There are two reasons to write poetry - one is for the self and the other is for others. Firstly, good poetry is honest, and honesty can seldom be a bad thing. So the first job of a poet is to be true, and to also be able to express this truth well. A poet must first try and find out the truth about himself or herself - and this makes everyone a poet, as long as one isn't merely flowing along with fashion and is instead trying to think about what he or she is truly made of, made for, and about what their purpose in this life is, about the beauty that might lie in the smallest drop or in the might of an entire ocean or the universe. One must also use poetry to conquer emotions, and be able to present perspectives about incidents that others may not have thought of before. Good poetry, therefore, is about seeing things from different perspectives, and it is also about saying things in different ways, to make it appeal to more people, to make more people connect with your ideas. Once a poet is able to do this, the next step is to become a beacon for society, to point out things that are not right, to point out areas that are hidden, and to do this in the most non-moralizing way possible. Good poetry is about showing a mirror to people in the form of words that they can understand. Simplicity, therefore, is an essential ingredient of good poetry. Of course a poem can have several layers but even at the simplest level, a poem must make sense to the most casual reader. All other allusions, craftsmanship, showmanship and wordplay can be then woven into this basic framework of the poem to make it more profound, so that people with varying levels of initiation can interpret it in many ways. A key to good poetry is to connect with as many people as one can, for while a vast portion of the meaning of the poem lies in the head that it came from, an at least equally vast portion of the meaning also lies in the heads it is going to enter - in the way they interpret it, and the more the interpretations are, the more meaningful a poem gets, and the more meaning it adds to people's lives, the more purposeful it gets. 
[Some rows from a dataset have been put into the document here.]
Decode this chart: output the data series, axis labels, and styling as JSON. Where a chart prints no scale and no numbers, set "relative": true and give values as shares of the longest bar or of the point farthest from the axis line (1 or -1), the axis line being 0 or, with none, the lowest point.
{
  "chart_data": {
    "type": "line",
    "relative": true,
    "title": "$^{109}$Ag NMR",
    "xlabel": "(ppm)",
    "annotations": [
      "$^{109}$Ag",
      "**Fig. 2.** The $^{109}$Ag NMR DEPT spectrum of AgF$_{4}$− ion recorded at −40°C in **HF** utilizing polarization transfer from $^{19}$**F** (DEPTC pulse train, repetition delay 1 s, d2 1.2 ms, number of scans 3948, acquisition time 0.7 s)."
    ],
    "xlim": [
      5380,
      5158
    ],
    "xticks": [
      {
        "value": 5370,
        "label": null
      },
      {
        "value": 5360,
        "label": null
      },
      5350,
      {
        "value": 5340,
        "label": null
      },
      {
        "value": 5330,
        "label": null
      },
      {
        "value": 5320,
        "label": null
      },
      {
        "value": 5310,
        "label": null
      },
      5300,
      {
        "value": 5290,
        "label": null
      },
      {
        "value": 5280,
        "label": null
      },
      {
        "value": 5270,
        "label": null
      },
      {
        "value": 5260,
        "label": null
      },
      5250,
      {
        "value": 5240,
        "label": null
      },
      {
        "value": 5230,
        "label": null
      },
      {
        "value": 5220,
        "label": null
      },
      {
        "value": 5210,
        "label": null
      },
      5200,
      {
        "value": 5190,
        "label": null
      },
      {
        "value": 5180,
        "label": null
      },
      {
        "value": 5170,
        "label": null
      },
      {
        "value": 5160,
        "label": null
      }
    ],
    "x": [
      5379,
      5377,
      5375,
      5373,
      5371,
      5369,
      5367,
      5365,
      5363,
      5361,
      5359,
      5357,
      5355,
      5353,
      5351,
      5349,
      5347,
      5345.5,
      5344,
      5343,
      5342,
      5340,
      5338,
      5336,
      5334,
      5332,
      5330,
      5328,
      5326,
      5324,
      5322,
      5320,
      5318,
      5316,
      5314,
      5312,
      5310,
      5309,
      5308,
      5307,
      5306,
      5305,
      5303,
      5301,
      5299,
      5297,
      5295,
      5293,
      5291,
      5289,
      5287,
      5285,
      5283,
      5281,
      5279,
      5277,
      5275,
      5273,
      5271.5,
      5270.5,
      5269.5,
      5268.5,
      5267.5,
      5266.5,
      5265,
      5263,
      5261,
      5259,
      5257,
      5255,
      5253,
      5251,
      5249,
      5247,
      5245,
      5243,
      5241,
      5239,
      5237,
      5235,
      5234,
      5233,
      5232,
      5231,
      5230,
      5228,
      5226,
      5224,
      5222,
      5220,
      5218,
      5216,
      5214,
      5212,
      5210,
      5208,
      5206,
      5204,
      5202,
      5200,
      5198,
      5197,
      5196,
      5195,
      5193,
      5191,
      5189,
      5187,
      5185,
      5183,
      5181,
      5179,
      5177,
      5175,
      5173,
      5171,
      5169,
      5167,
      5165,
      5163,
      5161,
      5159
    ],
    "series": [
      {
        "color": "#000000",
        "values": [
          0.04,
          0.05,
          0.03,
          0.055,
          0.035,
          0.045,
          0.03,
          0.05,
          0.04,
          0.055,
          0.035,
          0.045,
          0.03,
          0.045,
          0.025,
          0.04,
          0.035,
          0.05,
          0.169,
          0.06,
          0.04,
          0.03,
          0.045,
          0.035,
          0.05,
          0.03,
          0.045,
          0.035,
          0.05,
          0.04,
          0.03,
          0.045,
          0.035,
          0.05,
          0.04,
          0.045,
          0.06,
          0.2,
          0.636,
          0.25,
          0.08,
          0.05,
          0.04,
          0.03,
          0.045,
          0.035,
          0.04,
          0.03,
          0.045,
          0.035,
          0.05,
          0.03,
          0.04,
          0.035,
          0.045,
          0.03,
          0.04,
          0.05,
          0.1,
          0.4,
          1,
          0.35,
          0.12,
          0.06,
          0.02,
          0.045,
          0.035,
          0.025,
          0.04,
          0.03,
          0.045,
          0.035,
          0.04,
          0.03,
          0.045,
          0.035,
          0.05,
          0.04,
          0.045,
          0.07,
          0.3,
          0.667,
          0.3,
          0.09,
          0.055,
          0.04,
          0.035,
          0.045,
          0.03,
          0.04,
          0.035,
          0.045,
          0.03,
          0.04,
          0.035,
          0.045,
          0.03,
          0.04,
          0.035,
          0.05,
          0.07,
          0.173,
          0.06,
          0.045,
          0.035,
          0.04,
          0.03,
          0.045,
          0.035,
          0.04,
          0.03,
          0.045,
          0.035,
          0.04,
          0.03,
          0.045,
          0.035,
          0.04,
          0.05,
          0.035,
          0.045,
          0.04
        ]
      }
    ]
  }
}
So if I were to conclude, I would say that good poetry would involve the unrestricted expression of powerful truths, both about the self and about the world, where the poet acts as a beacon that shows the truth to those who do not see it from a similar perspective, in a manner in which most people can understand; and good poetry comes only when one is inspired and when one allows emotions and passions to reach a certain level of volatility required to make us reach out for that level of existence where we can speak with a certain mysticsm by making words dance. Poetry is about making people see things from your vantage point, and the higher you let your passions elevate yourself, the higher you let inspiration take you, the more novel your vantage point will be from the rest, the greater your sense of mystery, and the better your words dance, and therefore, the better your poetry. Poetry is thus about perspective, about passion, inspiration, honesty and novelty -  and good poetry must have all of these in it.